6. Future therapeutic strategies
In spite of extensive research in the field of brain injury or stroke, there is little effective treatment for these injuries . Many of the neuroprotective treatments that have been successful in rodents have failed in clinical trials . Harnessing the regenerative capacity of the adult brain is one strategy for repairing and replacing injured tissue, together with enhancing neurotrophic support of existing neurons to promote survival [184, 185]. A complementary strategy also under development is transplantation of neural stem cells or committed progenitors into the lesion. However, when multipotent NSCs were implanted directly into non-neurogenic regions in the injured brain, such as in the cortex or striatum, they failed to generate neurons but instead generated glial cells [186, 187]. Endogenous neural progenitors also are limited in their differentiation potential, presumably because the post-lesion environment is one that supports glial differentiation in preference to that of neurons . As TGF-β family members can promote astrogliogenesis [189, 190], it would seem that in some circumstances, inhibition of specific cytokine signals would increase neuronal differentiation. A further consideration for repair and neuronal survival is promotion of oligodendrocyte survival and differentiation, since remyelination is critical to continued survival and function of many neurons. Inhibition of BMP action through infusion of noggin can promote oligodendrocyte differentiation after demyelination . Inflammation after injury is yet one more factor that alters the environment for regeneration. Although often thought of as a short-lived phenomenon, there can be longer lasting inflammatory changes that persist months after injury . One of the major problems with development of members of the TGF-β superfamily or their inhibitors for therapeutic use are the pleiotropic nature of their effects. Thus TGF-β1 itself is neuroprotective and anti-inflammatory, which should promote recovery, but it inhibits proliferation of precursors, and also promotes development of the glial scar through upregulation of many extracellular matrix molecules, and through enhancing the migration of astrocytes [128, 192].

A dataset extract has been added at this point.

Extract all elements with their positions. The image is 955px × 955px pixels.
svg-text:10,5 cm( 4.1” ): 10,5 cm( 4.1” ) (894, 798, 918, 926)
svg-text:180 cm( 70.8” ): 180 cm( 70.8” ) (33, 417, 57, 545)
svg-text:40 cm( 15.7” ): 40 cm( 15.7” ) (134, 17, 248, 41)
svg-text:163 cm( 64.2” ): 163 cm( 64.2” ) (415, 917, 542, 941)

These cytokines act in a context dependent and concentration dependent manner, which adds an additional layer of complexity. To develop better therapeutic strategies we need a deeper understanding of the mechanisms through which the many actions of each cytokine are mediated. We may then be able to target specific molecules in the downstream signaling pathways, to avoid the pleiotropic effects that are emblematic of the activity of this cytokine family.